Now that you have this algorithm and procedure in mind, you can checkout 3Blue1Brown's explanation and hopefully the beauty of this tool will materialize. https://www.youtube.com/watch?v=PFDu9oVAE-g If it does click, you'll be able to explain how finding the Eigenvector is a great tool for helping address the curse of dimensionality as it applies to neural networks and other supervised learning algorithms.

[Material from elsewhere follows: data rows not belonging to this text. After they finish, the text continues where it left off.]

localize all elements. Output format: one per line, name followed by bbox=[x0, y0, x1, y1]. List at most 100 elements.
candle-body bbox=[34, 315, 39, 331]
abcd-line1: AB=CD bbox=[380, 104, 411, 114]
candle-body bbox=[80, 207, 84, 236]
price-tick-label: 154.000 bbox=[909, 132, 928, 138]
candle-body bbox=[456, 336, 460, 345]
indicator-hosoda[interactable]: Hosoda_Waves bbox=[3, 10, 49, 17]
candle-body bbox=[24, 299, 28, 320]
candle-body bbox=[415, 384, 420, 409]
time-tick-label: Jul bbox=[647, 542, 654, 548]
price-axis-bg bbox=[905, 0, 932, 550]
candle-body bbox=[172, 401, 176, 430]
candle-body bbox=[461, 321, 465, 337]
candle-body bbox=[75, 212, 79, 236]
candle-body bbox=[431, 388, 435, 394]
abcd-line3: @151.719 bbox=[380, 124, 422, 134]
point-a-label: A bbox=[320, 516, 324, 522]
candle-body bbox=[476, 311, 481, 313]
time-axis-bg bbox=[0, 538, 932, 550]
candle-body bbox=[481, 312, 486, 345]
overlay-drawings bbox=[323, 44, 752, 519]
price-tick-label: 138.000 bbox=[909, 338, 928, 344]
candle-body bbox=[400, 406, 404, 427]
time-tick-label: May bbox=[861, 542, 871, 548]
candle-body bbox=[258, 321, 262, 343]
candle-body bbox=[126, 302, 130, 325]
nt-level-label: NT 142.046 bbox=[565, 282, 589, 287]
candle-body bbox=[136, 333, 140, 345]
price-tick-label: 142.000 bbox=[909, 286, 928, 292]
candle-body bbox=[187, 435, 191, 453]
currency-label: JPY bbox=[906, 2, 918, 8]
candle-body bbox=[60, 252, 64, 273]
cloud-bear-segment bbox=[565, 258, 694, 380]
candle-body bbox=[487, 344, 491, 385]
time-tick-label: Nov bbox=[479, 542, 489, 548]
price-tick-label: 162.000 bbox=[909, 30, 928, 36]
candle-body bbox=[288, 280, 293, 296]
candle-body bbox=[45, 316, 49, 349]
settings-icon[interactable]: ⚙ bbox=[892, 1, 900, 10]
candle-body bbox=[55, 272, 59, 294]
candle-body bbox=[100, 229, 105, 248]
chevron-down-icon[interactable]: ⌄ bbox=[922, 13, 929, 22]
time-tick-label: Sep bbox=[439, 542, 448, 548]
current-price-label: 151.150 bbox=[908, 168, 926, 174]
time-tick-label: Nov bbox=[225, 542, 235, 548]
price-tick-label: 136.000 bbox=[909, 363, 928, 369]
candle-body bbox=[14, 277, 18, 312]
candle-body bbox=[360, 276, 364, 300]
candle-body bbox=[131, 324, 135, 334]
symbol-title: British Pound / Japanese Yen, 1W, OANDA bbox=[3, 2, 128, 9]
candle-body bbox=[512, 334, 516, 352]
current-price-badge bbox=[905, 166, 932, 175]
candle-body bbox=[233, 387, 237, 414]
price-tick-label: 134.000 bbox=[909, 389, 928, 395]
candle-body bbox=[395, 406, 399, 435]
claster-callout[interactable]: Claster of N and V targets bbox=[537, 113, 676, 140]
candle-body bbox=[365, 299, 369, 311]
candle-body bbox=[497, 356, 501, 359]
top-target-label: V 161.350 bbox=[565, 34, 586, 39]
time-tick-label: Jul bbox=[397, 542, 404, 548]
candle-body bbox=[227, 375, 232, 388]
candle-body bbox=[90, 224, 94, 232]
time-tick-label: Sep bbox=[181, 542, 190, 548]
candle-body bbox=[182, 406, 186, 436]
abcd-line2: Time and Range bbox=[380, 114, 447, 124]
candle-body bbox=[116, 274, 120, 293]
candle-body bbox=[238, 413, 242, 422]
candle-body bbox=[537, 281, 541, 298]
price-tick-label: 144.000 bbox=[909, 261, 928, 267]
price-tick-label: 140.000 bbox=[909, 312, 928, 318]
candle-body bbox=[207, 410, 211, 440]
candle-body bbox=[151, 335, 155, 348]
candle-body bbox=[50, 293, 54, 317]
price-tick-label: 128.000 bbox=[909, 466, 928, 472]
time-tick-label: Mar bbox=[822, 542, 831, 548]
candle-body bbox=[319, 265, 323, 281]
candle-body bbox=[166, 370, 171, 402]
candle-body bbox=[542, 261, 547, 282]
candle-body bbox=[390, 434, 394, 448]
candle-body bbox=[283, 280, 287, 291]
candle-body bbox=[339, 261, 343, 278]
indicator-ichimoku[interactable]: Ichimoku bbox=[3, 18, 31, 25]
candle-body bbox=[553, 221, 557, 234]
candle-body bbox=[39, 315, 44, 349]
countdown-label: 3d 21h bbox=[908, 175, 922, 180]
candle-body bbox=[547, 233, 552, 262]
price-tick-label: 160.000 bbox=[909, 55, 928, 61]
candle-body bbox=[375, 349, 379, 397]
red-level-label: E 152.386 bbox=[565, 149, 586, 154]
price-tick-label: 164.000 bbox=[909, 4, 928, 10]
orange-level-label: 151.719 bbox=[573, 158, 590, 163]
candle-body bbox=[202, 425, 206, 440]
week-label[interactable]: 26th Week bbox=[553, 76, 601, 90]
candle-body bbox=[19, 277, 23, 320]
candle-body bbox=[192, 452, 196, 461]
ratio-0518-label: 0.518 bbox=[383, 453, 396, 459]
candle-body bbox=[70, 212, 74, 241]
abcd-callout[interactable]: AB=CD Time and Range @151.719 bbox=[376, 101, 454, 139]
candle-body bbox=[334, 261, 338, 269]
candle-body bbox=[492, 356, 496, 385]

Even simpler words, if you're still confused:

Surely you have thrown and caught a ball in midair before. Have you wondered how your brain is able to send instructions to the muscles in your shoulder, biceps and forearm to throw and catch a ball in midair even though you are unable to describe the calculus III of multiple variables, of what must be happening to perform these miracles? Eigenvectors and Eigenvalues are structures that your brain uses in order to correctly access the incoming trajectory of the ball, given only 2D frames over time. Your mind is able to untangle 2 dimensions into a 3 dimensions correctly. Your brain is about 2 billion years old and this functionality is present even in rodents and insects, so these principles are ancient. Your brain furiously processes the equation I described above. When a 3D array of particles, transformed by a matrix, equals a scalar times a numeric multiple, that satisfied equivalency is the target trajectory. Over the 2.1 billion years or so, that nanotechnology in your head has stumbled across and harnessed the powerful concept of Eigenvectors and Eigenvalues. It's used all over, even during the process of learning and model compression during sleep. These Eigen-concepts are some of the core algorithms for why machine learning algorithms work. Tesla's self driving car team was able to harness the mathematics of these Eigen-transforms and apply them to the mathematics of optics and camera calibration, to transform 2D visual images into new ground truths for the position, distance, orientation, direction, velocity, and acceleration of vehicles and objects in the vicinity. These Eigen-structures are the tools of computer vision developers doing truth extraction from live photographs, which from the computers perspective is just a 2D matrix of numbers representing color.